Add some details justifying why each group of stakeholders will view the change positively or negatively. This will help guide any practical recommendations your gender matrix can produce.
Example: Gender analysis matrix for rural Ecuadorian development project where fresh water is piped to homes.
If done correctly, your Gender Analysis Matrix should clearly show the following key points:
How different gender groups will understand the value of your project
How different groups should be involved in your project
Whether some groups might view your project as challenging or disruptive of existing gender norms
Make practical recommendations for your project
Finally, now that you have an understanding of how different groups will view your project, it is time to start thinking about how you can use this information to make practical recommendations for your project. This involves two distinct processes to identify and mitigate your ‘gender risks’.
Identifying 'Gender Risks'
The first step to creating practical recommendations is assessing the risks to your project. It’s important that you can identify:
Who are the most vulnerable gender groups in your project and how can you ensure that they are involved and empowered throughout our initiative?
How will you ensure that your project meets the needs of all gender groups involved in the project?
How can you account for the power relationships these specific stakeholder groups have with each other? Do you need to get permission from certain gender groups to access another? Do different groups need different supports or are ways of accessing supports dependent upon the power in the relationship they have.
How will you navigate any perceptions that your project might be challenging existing gender norms?
Mitigating 'Gender Risks'
Once you’ve identified the risks, the final step is to create strategies that will guide how you will manage different gender groups throughout your activities.
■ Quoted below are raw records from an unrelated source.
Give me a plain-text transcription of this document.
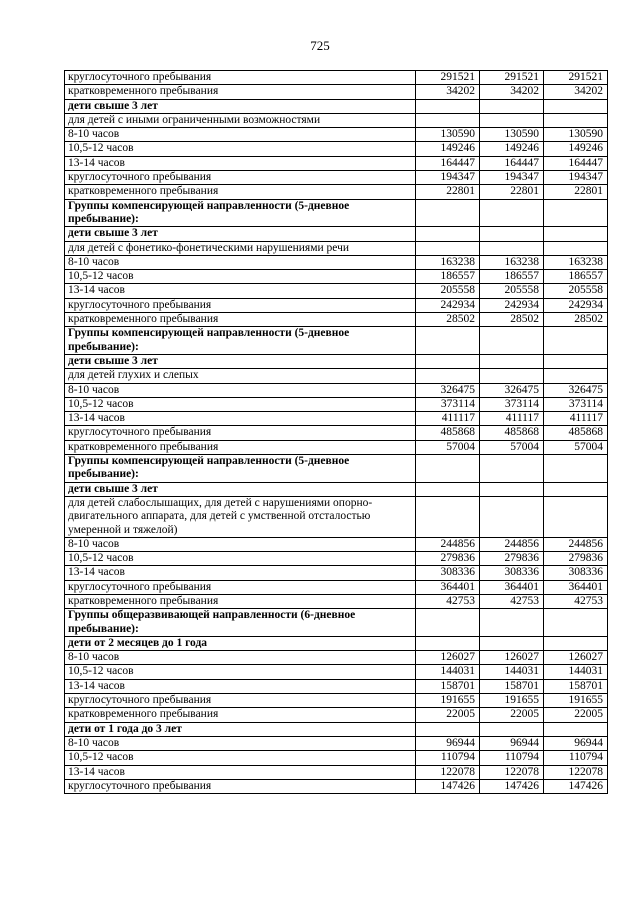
725
круглосуточного пребывания	291521	291521	291521
кратковременного пребывания	34202	34202	34202
дети свыше 3 лет			
для детей с иными ограниченными возможностями			
8-10 часов	130590	130590	130590
10,5-12 часов	149246	149246	149246
13-14 часов	164447	164447	164447
круглосуточного пребывания	194347	194347	194347
кратковременного пребывания	22801	22801	22801
Группы компенсирующей направленности (5-дневное пребывание):			
дети свыше 3 лет			
для детей с фонетико-фонетическими нарушениями речи			
8-10 часов	163238	163238	163238
10,5-12 часов	186557	186557	186557
13-14 часов	205558	205558	205558
круглосуточного пребывания	242934	242934	242934
кратковременного пребывания	28502	28502	28502
Группы компенсирующей направленности (5-дневное пребывание):			
дети свыше 3 лет			
для детей глухих и слепых			
8-10 часов	326475	326475	326475
10,5-12 часов	373114	373114	373114
13-14 часов	411117	411117	411117
круглосуточного пребывания	485868	485868	485868
кратковременного пребывания	57004	57004	57004
Группы компенсирующей направленности (5-дневное пребывание):			
дети свыше 3 лет			
для детей слабослышащих, для детей с нарушениями опорно-двигательного аппарата, для детей с умственной отсталостью умеренной и тяжелой)			
8-10 часов	244856	244856	244856
10,5-12 часов	279836	279836	279836
13-14 часов	308336	308336	308336
круглосуточного пребывания	364401	364401	364401
кратковременного пребывания	42753	42753	42753
Группы общеразвивающей направленности (6-дневное пребывание):			
дети от 2 месяцев до 1 года			
8-10 часов	126027	126027	126027
10,5-12 часов	144031	144031	144031
13-14 часов	158701	158701	158701
круглосуточного пребывания	191655	191655	191655
кратковременного пребывания	22005	22005	22005
дети от 1 года до 3 лет			
8-10 часов	96944	96944	96944
10,5-12 часов	110794	110794	110794
13-14 часов	122078	122078	122078
круглосуточного пребывания	147426	147426	147426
Focus certain activities towards different gender groups.
Example: For a fresh water-well project, activities for women might include a hygiene workshop so that they can better protect their children’s health because this is how they see the project as valuable. However, for men, activities could include training to help maintain piping to their crop fields, because better irrigation is how they perceive the value of the project.
Find the right location for certain activities to ensure the targeted gender groups feel most comfortable.
Example: If you are promoting contraception to young women, it is essential to ensure that sensitive topics like this are discussed in a safe and private space.
Use different approaches to communicate with different groups during project implementation.
Example: If you plan to contact beneficiaries by phone in a community where gender roles dictate that men are generally in control of the family-phone, some women might not have access to the information you put out. You might need to consider other means of communication to ensure the most vulnerable gender groups have access to your project.
Put in place mechanisms to make sure all gender groups have access to the resources required for your project.
Example: If women don’t have access to money for a bus ticket into town where you are holding a workshop, you might look at subsidising bus tickets or find ways to encourage husbands to bring their wives.
If there is a risk that gendered power relationships may affect the efficacy of the project if both gender groups are present for certain activities, consider undertaking these activities separately.
Example: If you are promoting ante-natal care for young women in a rural community it might seem obvious to hold workshops promoting its value to young women. However, if antenatal care must be paid for by the family, promoting its efficacy (and cost effectiveness) to their husbands specifically is likely to be just as important to the uptake of these services.
Making small changes to the way you plan to implement your project can make a huge difference to your success. Viewing your project through the lens of gender roles and relationships within your community will ensure that your project is helping to support everybody.